After such a taxing weekend, the Huskies had a short day of work Monday.
"We didn't practice today. I felt like for us we needed to regroup," Sarkisian said. "We had some lengthy meetings, we did a little bit of conditioning and we lifted."
Price's thumb still a concern
There will be a close eye throughout the week on senior quarterback Keith Price, who has been dealing with an injured thumb on his throwing hand for several weeks and completed a season-low 41 percent of his passes (16 for 39) against Arizona State.
"He's sore, his thumb is swollen, but I know Keith Price is a tough guy, he's a fighter, and he's gonna do everything in his power to be prepared and ready to play come Saturday night," Sarkisian said.
Price's thumb has certainly had an effect on his ability to throw.
"I just think at times the ball either has a tendency to sail or has a tendency to dive on him. To me, that's a result of when you don't have a great grip on the football and that thing just doesn't come out the same way every time," Sarkisian said. "When he misses sometimes the way he's missed the past couple of weeks, to me that's a direct result of the thumb not being where it needs to be, so I'm gonna assess that this week to make sure he's capable of making the throws that he's been capable of making for the last five years."
Sarkisian said there will be some tweaks to the air attack this week.
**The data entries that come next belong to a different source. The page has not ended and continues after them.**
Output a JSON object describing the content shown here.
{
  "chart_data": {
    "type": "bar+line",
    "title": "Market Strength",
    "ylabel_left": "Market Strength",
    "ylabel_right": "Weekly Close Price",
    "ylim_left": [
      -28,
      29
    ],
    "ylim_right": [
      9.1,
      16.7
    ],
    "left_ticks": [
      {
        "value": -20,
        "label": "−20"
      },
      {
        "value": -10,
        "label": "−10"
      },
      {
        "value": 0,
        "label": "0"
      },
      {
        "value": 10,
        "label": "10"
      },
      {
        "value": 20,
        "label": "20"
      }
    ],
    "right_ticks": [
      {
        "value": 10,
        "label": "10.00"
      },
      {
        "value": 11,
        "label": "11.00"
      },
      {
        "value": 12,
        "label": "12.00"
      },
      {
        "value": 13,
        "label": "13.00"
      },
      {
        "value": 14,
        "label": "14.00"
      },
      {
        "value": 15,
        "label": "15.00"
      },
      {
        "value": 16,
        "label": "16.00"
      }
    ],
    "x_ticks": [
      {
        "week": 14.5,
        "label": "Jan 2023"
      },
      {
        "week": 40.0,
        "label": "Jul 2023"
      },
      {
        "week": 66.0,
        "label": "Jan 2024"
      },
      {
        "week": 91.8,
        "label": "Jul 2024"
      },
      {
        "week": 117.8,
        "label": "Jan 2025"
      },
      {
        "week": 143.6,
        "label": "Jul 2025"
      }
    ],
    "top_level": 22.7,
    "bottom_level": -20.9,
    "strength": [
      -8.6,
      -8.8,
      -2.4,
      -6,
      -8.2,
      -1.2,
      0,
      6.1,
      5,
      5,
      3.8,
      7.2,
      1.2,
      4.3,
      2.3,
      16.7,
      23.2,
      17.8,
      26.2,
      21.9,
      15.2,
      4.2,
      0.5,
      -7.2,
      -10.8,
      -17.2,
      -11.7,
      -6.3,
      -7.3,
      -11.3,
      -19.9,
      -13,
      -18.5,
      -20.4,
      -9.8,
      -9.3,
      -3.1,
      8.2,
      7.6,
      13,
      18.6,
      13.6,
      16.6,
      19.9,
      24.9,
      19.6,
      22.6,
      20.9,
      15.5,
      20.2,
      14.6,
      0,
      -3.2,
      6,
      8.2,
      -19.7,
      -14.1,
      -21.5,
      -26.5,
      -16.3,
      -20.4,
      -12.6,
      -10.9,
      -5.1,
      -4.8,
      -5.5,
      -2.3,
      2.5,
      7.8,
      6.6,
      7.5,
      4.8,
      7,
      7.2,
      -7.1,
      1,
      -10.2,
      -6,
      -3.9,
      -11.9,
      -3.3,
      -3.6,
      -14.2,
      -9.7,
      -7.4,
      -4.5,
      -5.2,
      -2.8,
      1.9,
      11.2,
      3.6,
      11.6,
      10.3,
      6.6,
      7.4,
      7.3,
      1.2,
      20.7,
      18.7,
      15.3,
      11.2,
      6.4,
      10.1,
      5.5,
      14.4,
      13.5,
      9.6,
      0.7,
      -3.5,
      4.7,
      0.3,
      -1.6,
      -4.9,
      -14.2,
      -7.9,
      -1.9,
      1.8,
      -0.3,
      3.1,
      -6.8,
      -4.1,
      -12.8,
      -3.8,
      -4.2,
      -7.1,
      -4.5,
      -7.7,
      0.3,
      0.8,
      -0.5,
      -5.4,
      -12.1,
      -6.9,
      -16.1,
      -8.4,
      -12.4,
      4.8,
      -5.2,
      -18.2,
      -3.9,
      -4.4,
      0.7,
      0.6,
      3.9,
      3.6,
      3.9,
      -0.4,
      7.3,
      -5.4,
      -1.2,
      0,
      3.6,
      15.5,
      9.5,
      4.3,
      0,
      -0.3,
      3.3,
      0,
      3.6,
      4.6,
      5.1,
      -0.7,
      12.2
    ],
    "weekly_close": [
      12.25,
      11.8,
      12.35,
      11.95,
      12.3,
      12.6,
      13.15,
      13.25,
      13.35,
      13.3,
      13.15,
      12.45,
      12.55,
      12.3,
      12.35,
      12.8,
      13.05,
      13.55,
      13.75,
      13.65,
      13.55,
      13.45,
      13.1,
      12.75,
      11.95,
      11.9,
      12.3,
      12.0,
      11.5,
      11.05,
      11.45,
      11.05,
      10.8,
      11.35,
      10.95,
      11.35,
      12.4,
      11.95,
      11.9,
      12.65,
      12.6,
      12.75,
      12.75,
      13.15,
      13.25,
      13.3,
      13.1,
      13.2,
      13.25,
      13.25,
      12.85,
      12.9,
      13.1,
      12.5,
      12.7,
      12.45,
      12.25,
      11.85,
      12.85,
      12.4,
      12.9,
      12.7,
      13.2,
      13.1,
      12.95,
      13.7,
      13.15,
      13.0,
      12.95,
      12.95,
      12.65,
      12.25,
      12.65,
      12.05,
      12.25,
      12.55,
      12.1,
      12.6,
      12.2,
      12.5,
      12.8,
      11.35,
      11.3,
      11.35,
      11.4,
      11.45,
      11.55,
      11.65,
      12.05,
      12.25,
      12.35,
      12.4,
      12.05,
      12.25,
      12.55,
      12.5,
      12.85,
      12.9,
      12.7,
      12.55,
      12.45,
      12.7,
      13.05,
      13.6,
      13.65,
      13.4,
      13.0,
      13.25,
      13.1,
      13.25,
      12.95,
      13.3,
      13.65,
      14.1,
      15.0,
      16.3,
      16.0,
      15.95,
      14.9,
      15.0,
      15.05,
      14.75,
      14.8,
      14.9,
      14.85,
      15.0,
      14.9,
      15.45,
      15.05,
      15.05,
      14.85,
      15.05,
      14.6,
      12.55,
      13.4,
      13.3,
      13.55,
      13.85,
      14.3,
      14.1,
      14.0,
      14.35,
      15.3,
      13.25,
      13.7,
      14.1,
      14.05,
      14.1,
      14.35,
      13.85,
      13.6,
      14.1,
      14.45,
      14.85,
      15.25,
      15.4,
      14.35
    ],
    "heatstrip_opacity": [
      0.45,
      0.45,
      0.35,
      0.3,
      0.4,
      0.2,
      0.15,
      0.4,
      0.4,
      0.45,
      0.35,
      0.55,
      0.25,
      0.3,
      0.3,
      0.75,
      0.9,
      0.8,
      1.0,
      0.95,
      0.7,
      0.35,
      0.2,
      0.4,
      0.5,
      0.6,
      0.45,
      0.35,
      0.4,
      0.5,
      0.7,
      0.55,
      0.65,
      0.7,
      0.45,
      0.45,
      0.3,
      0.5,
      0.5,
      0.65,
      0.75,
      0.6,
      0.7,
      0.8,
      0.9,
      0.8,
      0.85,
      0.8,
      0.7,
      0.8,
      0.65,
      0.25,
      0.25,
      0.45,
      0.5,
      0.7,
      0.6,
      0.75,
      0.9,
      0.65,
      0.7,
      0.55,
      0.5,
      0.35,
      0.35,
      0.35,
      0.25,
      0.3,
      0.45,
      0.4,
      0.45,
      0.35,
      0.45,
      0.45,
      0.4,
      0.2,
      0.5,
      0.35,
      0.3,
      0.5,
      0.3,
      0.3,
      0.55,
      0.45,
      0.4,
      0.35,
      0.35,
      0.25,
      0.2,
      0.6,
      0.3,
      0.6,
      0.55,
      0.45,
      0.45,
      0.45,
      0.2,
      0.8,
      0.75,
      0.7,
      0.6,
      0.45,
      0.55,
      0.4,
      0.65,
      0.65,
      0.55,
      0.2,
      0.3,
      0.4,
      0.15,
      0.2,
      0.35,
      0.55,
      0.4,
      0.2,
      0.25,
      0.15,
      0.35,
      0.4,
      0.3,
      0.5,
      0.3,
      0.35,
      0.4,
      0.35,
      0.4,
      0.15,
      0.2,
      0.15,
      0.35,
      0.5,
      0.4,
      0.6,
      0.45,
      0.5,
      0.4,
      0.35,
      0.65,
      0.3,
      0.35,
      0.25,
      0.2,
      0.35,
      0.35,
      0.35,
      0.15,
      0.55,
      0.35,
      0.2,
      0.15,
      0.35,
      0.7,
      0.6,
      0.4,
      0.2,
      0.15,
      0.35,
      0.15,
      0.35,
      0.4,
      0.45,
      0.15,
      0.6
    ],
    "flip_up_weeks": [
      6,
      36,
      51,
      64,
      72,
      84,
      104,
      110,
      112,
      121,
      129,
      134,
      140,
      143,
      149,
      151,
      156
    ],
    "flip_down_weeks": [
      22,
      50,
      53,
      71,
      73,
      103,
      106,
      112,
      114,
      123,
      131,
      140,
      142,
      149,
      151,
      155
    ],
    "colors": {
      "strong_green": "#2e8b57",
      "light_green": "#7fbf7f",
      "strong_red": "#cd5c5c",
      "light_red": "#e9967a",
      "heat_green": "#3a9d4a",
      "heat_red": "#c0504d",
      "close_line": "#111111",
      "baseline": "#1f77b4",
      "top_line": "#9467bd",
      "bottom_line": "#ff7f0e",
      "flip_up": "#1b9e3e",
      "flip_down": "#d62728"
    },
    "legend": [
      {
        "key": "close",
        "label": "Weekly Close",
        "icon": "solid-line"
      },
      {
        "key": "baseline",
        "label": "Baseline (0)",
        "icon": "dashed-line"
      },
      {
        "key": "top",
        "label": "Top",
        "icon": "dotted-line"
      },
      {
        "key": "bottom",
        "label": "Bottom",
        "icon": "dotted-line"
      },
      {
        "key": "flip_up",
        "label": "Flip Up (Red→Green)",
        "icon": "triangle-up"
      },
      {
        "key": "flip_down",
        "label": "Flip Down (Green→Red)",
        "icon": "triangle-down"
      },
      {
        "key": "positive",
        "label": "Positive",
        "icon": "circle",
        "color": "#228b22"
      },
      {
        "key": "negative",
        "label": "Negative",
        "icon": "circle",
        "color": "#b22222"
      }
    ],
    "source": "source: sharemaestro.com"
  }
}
"There's gonna be subtle changes to what we do in the passing game to become more efficient, because I think we have the capability of being so. I think we have the personnel in place, the schemes in place to get that fixed."
• Sarkisian said he is "hopeful" that LG Dexter Charles, who missed the ASU game with a shoulder injury, will be able to play against Cal. Erik Kohler played in his place.
"Obviously I think a week off is helpful for (Charles). It's nothing structurally wrong with him, but hopeful we'll get him back," Sarkisian said.
He added that if Charles and Kohler could rotate against Cal, "I think it will be good for us."